At a glance.
- GhostApproval flaw exploits trust in major AI coding assistants.
- Interpol operation cracks down on social engineering scams.
- Chinese APT exploits Roundcube flaws to target US and Canadian universities.
GhostApproval flaw exploits trust in major AI coding assistants.
Wiz discovered a vulnerability pattern affecting six top AI coding assistants, in which a malicious repository can trick an AI agent into accessing arbitrary files on a developer's machine and potentially achieving remote code execution. The flaw, dubbed "GhostApproval," affects Amazon Q Developer, Anthropic Claude Code, Augment, Cursor, Google Antigravity, and Windsurf.

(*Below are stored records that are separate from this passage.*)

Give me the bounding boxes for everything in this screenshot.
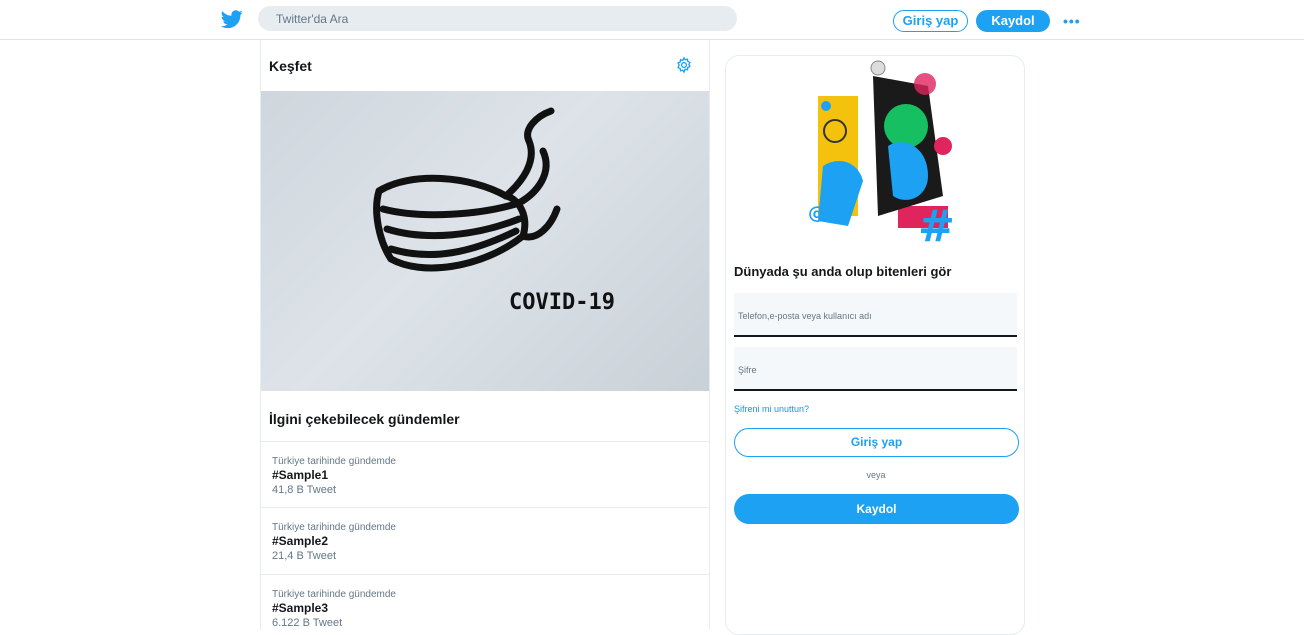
svg-text:#: # — [918, 201, 955, 246]
signup-title: Dünyada şu anda olup bitenleri gör — [734, 264, 952, 279]
trend-item[interactable]: Türkiye tarihinde gündemde #Sample1 41,8… — [261, 441, 709, 507]
trend-tweet-count: 41,8 B Tweet — [272, 484, 337, 496]
mask-graffiti-illustration: COVID-19 — [373, 107, 615, 315]
top-navigation-bar: Twitter'da Ara Giriş yap Kaydol ••• — [0, 0, 1304, 40]
login-button[interactable]: Giriş yap — [893, 10, 968, 32]
trend-item[interactable]: Türkiye tarihinde gündemde #Sample3 6.12… — [261, 574, 709, 630]
twitter-logo-icon[interactable] — [220, 8, 244, 30]
trend-hashtag[interactable]: #Sample2 — [272, 534, 328, 548]
trend-item[interactable]: Türkiye tarihinde gündemde #Sample2 21,4… — [261, 507, 709, 573]
explore-header: Keşfet — [261, 40, 709, 91]
password-label: Şifre — [738, 365, 757, 375]
trends-title: İlgini çekebilecek gündemler — [269, 411, 460, 427]
gear-icon[interactable] — [675, 56, 693, 74]
username-field[interactable]: Telefon,e-posta veya kullanıcı adı — [734, 293, 1017, 337]
username-label: Telefon,e-posta veya kullanıcı adı — [738, 311, 872, 321]
trend-tweet-count: 21,4 B Tweet — [272, 550, 337, 562]
hero-caption: COVID-19 — [509, 290, 615, 315]
trend-tweet-count: 6.122 B Tweet — [272, 617, 343, 629]
signup-button[interactable]: Kaydol — [976, 10, 1050, 32]
trend-hashtag[interactable]: #Sample3 — [272, 601, 328, 615]
forgot-password-link[interactable]: Şifreni mi unuttun? — [734, 404, 809, 414]
hero-image[interactable]: COVID-19 — [261, 91, 709, 391]
page-title: Keşfet — [269, 58, 312, 74]
trend-context: Türkiye tarihinde gündemde — [272, 522, 396, 533]
trend-hashtag[interactable]: #Sample1 — [272, 468, 328, 482]
or-divider: veya — [866, 470, 886, 480]
more-options-icon[interactable]: ••• — [1063, 13, 1083, 29]
trend-context: Türkiye tarihinde gündemde — [272, 589, 396, 600]
panel-login-button[interactable]: Giriş yap — [734, 428, 1019, 457]
search-input[interactable]: Twitter'da Ara — [258, 6, 737, 31]
panel-signup-button[interactable]: Kaydol — [734, 494, 1019, 524]
trend-context: Türkiye tarihinde gündemde — [272, 456, 396, 467]
signup-panel: @ # Dünyada şu anda olup bitenleri gör T… — [725, 55, 1025, 635]
explore-column: Keşfet COVID-19 İlgini çekebilecek günde… — [260, 40, 710, 630]
password-field[interactable]: Şifre — [734, 347, 1017, 391]
svg-text:@: @ — [808, 203, 826, 224]
collage-illustration: @ # — [808, 60, 955, 246]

Wiz explains, "The technical primitive -- symlink following (CWE-61) – is well-known. What we found, however, goes further: in several cases, the agent's internal reasoning explicitly recognizes the dangerous target, yet the confirmation prompt shown to the user conceals this information entirely. This is CWE-451 – UI misrepresentation of critical information – layered on top of the symlink vulnerability. The user approves what they believe is a harmless local edit; the agent writes to a sensitive file outside of the project workspace."
Wiz notified all six vendors: Amazon, Cursor, and Google fixed the issue promptly, while Anthropic determined that it has sufficient measures in place to ensure that a human must confirm the file operation. Augment and Cognition (Windsurf) acknowledged receipt of the report but did not provide any further updates.